Before starting to use One Identity Safeguard for Privileged Sessions (SPS) with external indexers, consider the following:

• If there is a firewall between the host of the external indexer and SPS, enable connections from the external indexer to SPS.

  The default port is TCP/12345. To change the port number, you have to modify the indexer settings on SPS, and upload the new configuration to the external indexer(s).

• To protect the sensitive data in the audit trails, ensure that the audit trails are encrypted. For details on encrypting audit trails, see Encrypting audit trails.

• Make sure to permit indexer access only to the hosts that really run external indexers on the Basic Settings > Local Services > Indexer service page of the SPS web interface.

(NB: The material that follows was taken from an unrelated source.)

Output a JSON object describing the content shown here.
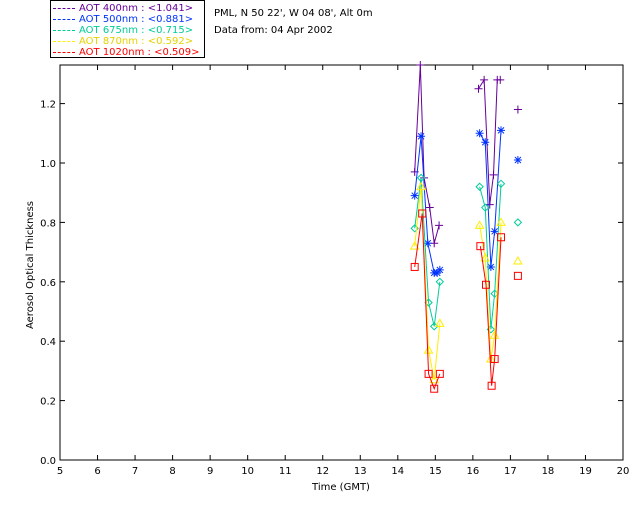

• NOTE: The current OCR engine cannot guarantee accurate character recognition for non-Latin characters smaller than 30 x 30 pixels. If you encounter problems with character recognition for non-Latin characters, increase resolution settings in your connection.

• The external indexer can be installed on the following 64-bit operating systems: Red Hat Enterprise Linux Server 7, 8, and their derivatives, such as CentOS, Oracle Linux, AlmaLinux, Rocky Linux, etc.

  NOTE: Derivatives are supported only if an issue can be reproduced on an official RHEL distribution. Do not report issues specific to a derivative OS but not to RHEL.

• Update your system:

  yum update

  Download the External Indexer bundle from the SPS box itself:

  curl https://<SPS-IP>/external-indexer.rpm -o external-indexer.rpm

  Install the bundle:

  yum install external-indexer.rpm

If your security policy does not permit the above limitations, or your environment does not make it possible to fulfill them, do not use external indexers with SPS.